Dieses kulturelle Narrativ wurde über Jahrtausende gepflegt, ist in vielen anderen gesellschaftlichen Narrativen eingewoben und gehört nach wie vor zum generellen kulturellen framework unserer Gesellschaft, also dem Rahmen, in dem wir uns in Bezug auf andere verorten und orientieren. Geht man nach Persönlichkeitsklassifikationsschemata wie dem
MBTI, dann gehören etwa drei Viertel der Bevölkerung zu den sogenannten sensing-Typen, die besonders von solchen "Äußerlichkeiten" wie Rollenbildern, Kleidungsstilen etc. angesprochen werden und bemüht sind, sich gesellschaftlichen Konventionen zu unterwerfen. Berücksichtigt man weiterhin die Tatsache, dass die klassischen Rollenbilder gerade mal seit knapp 100 Jahren ernsthaft herausgefordert werden und die richtig intensive, offene Auseinandersetzung erst nach 1968 angefangen hat, braucht man sich nicht weiter wundern, dass diese Denkweisen noch ganz stark befolgt und weitergegeben werden. Die radikale Veränderung eines Rollenbildes ist so schnell nicht zu bewerkstelligen, zumal sich in den letzten Jahren die Stimmen derer mehren, die unklare Rollenbilder beklagen, wie z.B. jüngst in der SZ:
Männer wissen nicht, wie sie sich verhalten sollenInsofern, es wird noch eine Weile dauern, bis es normal geworden ist, also sprich, bis keiner mehr drüber redet, weil man über Selbstverständlichkeiten keine Diskussion führt, dass die Geschlechterfrage in Bezug auf das Mathe-Image keine Rolle mehr spielt.
Denker hat geschrieben:was können wir dagegen tun?

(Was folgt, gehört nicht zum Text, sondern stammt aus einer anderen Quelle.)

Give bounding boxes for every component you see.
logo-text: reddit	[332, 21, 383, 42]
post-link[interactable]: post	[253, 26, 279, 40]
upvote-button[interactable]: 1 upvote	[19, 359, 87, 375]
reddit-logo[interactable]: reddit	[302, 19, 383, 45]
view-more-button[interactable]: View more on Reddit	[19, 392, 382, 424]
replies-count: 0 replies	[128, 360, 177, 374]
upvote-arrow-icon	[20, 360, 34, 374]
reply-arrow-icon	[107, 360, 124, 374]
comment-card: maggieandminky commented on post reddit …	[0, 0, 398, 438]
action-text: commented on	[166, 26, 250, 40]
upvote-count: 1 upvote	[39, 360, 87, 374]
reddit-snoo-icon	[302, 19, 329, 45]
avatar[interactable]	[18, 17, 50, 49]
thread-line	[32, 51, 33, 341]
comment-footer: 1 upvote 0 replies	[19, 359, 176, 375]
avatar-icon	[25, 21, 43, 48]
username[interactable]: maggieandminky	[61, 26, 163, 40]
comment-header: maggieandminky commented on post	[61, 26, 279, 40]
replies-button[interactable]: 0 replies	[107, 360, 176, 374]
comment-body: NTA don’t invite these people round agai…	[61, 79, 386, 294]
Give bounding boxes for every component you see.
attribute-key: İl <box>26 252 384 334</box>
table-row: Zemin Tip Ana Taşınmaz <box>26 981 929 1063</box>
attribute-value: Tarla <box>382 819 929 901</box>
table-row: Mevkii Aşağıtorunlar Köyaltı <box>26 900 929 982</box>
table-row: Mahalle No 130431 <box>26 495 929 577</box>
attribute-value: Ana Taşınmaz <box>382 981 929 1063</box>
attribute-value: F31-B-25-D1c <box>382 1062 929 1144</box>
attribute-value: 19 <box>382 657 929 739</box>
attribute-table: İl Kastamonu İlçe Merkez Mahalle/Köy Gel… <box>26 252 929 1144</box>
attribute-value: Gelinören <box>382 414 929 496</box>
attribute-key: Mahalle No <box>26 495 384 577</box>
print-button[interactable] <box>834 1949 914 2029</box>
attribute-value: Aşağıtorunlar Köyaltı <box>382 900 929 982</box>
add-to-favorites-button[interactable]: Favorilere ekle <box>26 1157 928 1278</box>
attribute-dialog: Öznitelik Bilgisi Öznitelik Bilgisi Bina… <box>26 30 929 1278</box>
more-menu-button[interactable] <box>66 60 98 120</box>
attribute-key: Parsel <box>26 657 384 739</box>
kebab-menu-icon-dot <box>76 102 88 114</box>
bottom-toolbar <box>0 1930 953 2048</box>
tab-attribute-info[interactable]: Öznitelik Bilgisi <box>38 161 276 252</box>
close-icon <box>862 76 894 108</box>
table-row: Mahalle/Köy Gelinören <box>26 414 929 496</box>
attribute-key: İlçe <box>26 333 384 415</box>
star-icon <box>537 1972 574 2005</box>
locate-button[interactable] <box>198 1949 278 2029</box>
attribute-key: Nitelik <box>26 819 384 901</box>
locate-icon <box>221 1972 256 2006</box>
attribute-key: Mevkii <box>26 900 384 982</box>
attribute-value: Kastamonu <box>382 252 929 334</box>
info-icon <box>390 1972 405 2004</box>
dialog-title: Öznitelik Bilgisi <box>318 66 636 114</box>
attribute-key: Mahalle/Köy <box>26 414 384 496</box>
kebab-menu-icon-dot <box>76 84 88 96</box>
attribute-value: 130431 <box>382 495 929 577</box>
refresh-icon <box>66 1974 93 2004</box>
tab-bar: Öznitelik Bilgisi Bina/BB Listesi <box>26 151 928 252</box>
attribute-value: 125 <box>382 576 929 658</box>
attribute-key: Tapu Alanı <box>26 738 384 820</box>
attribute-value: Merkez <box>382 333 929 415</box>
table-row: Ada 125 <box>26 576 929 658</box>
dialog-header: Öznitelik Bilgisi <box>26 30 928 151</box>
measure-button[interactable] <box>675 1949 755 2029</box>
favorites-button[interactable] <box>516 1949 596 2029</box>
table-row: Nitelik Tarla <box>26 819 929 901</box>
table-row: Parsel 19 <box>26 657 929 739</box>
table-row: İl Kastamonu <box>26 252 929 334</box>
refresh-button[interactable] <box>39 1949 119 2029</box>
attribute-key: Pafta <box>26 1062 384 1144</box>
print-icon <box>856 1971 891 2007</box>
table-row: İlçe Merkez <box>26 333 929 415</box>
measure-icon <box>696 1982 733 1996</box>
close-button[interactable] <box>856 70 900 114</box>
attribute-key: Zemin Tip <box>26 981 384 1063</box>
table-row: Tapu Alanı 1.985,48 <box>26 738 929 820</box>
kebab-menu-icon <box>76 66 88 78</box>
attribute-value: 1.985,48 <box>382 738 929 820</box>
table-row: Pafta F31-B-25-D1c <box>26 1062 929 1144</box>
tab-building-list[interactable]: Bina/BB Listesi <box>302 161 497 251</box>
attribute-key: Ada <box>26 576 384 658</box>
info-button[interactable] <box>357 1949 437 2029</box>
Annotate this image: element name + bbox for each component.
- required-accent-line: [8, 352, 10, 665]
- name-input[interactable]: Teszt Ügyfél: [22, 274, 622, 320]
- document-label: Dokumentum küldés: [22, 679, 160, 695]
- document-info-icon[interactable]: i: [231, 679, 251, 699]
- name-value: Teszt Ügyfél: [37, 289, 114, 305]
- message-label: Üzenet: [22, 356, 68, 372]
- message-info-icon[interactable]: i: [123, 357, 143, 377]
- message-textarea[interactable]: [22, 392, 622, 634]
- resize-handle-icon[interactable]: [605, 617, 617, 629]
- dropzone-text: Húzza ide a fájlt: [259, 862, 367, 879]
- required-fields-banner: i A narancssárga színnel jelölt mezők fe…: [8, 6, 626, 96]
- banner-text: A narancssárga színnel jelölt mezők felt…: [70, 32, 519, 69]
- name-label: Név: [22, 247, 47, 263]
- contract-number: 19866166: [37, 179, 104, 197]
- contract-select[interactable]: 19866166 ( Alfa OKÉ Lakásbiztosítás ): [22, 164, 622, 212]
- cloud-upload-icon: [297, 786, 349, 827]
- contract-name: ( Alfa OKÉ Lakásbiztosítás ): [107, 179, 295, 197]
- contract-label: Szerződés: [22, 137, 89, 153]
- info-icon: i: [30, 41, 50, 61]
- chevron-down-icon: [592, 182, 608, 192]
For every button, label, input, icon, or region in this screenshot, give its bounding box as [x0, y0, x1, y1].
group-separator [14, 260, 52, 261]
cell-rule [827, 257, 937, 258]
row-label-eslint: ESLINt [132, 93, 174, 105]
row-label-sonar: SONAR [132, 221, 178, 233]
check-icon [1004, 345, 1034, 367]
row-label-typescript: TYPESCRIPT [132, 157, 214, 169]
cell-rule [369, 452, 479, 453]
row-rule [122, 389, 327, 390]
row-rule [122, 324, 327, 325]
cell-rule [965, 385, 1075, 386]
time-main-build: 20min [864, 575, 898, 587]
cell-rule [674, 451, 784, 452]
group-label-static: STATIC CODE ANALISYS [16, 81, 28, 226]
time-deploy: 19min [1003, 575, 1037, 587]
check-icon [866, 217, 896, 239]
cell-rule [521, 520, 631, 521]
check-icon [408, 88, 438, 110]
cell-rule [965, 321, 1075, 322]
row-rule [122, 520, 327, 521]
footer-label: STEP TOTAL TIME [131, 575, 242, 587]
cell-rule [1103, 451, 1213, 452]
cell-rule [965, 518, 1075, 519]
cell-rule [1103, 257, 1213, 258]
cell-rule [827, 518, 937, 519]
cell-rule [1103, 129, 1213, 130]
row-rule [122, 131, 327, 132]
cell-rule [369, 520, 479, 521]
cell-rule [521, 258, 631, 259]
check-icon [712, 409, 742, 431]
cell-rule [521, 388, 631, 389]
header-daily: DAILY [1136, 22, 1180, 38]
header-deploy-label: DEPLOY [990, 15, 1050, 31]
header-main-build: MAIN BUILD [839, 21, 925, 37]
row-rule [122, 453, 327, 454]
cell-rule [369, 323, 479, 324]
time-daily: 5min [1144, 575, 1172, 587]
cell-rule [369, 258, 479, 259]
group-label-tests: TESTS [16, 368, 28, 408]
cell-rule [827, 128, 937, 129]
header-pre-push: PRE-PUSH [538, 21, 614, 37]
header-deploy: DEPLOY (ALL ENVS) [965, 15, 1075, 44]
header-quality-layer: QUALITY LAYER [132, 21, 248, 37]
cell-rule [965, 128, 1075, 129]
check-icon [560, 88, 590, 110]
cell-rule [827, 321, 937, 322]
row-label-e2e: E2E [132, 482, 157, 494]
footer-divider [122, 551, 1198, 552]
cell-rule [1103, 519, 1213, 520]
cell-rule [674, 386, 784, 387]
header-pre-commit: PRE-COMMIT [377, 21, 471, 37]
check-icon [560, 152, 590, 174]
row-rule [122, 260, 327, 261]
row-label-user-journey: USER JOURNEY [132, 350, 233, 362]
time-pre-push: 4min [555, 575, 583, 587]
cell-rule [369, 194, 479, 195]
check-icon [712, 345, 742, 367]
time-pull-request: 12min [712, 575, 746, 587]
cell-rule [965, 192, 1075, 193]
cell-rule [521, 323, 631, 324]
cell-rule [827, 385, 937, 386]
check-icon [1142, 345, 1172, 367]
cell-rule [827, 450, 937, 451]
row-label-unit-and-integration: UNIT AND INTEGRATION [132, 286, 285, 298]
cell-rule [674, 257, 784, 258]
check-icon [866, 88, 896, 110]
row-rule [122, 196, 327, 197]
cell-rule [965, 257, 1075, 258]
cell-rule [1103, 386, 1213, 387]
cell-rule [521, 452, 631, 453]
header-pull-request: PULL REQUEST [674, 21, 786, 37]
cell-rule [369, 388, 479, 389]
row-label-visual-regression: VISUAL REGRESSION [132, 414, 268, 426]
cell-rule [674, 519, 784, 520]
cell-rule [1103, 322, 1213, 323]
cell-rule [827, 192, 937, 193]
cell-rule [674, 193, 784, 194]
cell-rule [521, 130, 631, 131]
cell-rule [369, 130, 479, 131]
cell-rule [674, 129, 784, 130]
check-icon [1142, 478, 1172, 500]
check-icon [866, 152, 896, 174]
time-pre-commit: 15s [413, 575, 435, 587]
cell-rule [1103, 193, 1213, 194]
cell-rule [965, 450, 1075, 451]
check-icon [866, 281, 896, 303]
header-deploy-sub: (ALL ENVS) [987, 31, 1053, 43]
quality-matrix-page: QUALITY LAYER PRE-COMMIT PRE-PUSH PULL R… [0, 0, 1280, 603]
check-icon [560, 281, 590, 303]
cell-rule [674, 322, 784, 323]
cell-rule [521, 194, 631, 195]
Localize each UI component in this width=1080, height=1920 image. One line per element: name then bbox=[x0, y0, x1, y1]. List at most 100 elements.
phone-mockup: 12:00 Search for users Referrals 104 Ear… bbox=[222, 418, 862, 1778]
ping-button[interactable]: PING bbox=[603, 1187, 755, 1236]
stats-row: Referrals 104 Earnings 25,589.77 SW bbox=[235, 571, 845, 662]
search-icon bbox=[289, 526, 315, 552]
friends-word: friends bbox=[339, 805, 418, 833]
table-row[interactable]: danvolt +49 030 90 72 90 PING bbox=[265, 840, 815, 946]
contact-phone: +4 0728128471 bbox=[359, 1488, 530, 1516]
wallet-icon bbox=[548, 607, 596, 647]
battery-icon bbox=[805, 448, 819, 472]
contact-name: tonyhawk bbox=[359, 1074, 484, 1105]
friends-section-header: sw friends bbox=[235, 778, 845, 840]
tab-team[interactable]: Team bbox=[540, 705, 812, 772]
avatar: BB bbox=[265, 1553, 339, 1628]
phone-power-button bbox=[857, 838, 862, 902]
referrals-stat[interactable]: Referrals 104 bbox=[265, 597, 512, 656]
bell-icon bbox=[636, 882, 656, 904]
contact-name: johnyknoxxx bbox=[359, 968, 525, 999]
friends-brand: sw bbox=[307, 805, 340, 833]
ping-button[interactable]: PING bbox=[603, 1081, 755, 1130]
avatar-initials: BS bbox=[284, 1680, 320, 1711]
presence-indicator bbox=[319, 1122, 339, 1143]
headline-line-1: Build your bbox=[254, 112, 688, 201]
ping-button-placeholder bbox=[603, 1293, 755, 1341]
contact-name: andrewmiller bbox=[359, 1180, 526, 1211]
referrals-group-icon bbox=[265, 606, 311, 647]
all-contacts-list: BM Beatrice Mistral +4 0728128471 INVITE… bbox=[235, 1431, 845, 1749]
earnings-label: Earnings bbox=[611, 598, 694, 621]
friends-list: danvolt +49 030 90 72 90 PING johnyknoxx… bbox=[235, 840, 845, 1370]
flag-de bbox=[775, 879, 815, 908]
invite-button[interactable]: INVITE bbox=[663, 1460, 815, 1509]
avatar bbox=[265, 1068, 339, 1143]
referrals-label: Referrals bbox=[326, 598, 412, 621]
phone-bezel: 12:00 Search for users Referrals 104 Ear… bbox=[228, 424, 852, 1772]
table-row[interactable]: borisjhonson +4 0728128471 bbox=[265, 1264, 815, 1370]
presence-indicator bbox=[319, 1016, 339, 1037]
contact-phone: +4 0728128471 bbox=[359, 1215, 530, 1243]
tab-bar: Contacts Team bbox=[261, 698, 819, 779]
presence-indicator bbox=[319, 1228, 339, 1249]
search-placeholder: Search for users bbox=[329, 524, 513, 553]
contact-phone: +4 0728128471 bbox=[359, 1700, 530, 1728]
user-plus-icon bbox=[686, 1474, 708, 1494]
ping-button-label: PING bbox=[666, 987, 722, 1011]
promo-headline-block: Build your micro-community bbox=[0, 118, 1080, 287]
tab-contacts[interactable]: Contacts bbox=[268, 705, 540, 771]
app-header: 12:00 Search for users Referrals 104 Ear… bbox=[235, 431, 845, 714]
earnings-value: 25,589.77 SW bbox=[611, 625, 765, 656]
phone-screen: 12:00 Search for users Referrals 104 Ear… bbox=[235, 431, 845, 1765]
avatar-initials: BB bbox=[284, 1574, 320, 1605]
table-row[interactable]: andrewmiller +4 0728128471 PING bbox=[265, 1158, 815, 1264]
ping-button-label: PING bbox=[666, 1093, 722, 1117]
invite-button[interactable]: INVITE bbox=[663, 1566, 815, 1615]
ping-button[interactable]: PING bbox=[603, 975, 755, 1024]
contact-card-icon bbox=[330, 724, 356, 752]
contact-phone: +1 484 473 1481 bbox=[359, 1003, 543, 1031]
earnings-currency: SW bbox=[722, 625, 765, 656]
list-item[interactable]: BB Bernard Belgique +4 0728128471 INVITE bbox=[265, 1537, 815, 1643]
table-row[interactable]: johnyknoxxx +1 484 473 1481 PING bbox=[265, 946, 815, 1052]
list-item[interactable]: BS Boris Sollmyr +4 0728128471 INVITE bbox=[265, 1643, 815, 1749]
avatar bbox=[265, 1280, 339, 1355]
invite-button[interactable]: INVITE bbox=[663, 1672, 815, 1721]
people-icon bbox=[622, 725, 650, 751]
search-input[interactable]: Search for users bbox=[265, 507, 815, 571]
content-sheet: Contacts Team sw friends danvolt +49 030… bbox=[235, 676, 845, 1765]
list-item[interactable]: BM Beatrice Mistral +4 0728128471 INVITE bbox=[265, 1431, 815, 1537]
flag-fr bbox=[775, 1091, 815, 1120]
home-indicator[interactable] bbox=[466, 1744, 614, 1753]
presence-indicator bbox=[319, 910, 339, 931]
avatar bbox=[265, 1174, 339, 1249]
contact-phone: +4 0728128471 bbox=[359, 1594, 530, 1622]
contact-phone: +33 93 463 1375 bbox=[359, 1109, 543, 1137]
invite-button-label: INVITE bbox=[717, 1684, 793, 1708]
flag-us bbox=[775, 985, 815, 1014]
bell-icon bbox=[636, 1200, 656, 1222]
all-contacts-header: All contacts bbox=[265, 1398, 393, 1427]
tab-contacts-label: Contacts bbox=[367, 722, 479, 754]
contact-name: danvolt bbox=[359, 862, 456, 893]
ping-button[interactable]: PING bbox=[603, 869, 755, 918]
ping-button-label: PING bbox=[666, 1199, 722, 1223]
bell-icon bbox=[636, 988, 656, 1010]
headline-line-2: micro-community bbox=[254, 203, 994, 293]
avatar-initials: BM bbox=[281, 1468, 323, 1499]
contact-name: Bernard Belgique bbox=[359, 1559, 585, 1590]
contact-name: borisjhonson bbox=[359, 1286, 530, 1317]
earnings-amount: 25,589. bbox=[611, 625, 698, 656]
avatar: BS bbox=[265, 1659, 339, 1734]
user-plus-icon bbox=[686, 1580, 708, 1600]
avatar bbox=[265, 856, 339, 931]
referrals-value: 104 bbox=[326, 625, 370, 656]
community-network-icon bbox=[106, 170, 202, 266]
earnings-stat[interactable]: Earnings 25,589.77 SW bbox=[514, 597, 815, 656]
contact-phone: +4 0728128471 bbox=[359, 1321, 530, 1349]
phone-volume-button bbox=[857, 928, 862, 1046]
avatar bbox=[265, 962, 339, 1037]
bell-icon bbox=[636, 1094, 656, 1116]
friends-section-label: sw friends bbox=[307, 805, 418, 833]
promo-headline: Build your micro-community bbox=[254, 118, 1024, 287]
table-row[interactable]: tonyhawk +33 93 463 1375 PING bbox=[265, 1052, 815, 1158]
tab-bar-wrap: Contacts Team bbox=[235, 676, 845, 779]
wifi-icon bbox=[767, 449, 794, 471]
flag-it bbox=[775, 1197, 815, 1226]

Naja, was man eben tun kann, um Vorurteile abzubauen. Haltung zeigen. Keine dummen sexistischen Äußerungen und Witze tun und sie auch nicht akzeptieren, wenn Arbeitskollegen und Freunde ihre billigen Kalauer à la "Wir Männer, ihr Frauen" ablassen. Uns innerlich zurückpfeifen, wenn wir uns beim Gedanken erwischen, eine Frau für (mathematisch oder anderweitig) inkompetent zu halten, weil sie eine Frau ist. Falls wir Chef sind, die Aufgaben und Projekte, die Mathematik beinhalten, nicht instinktiv an Männer vergeben. Falls wir Vater sind, unsere Töchter als selbstverständlich ebenso mathematisch begabt anzusehen, wie unsere Söhne. Und so weiter halt. Ist recht mühsam und man wird natürlich laufend als linker Gutmensch abgestempelt ("Gutmensch", der beste Indikator dafür, dass der Sprecher von vernünftiger Argumentation überfordert ist *SCNR*), aber anders geht's meines Erachtens nicht. Irgenwann stirbt die alte Generation weg und die neue, die besser verinnerlicht hat, dass Frauen und Männer gleichbegabt sind, nimmt die begabte Mathematikerin einfach als Normalfall wahr - dann haben wir's geschafft.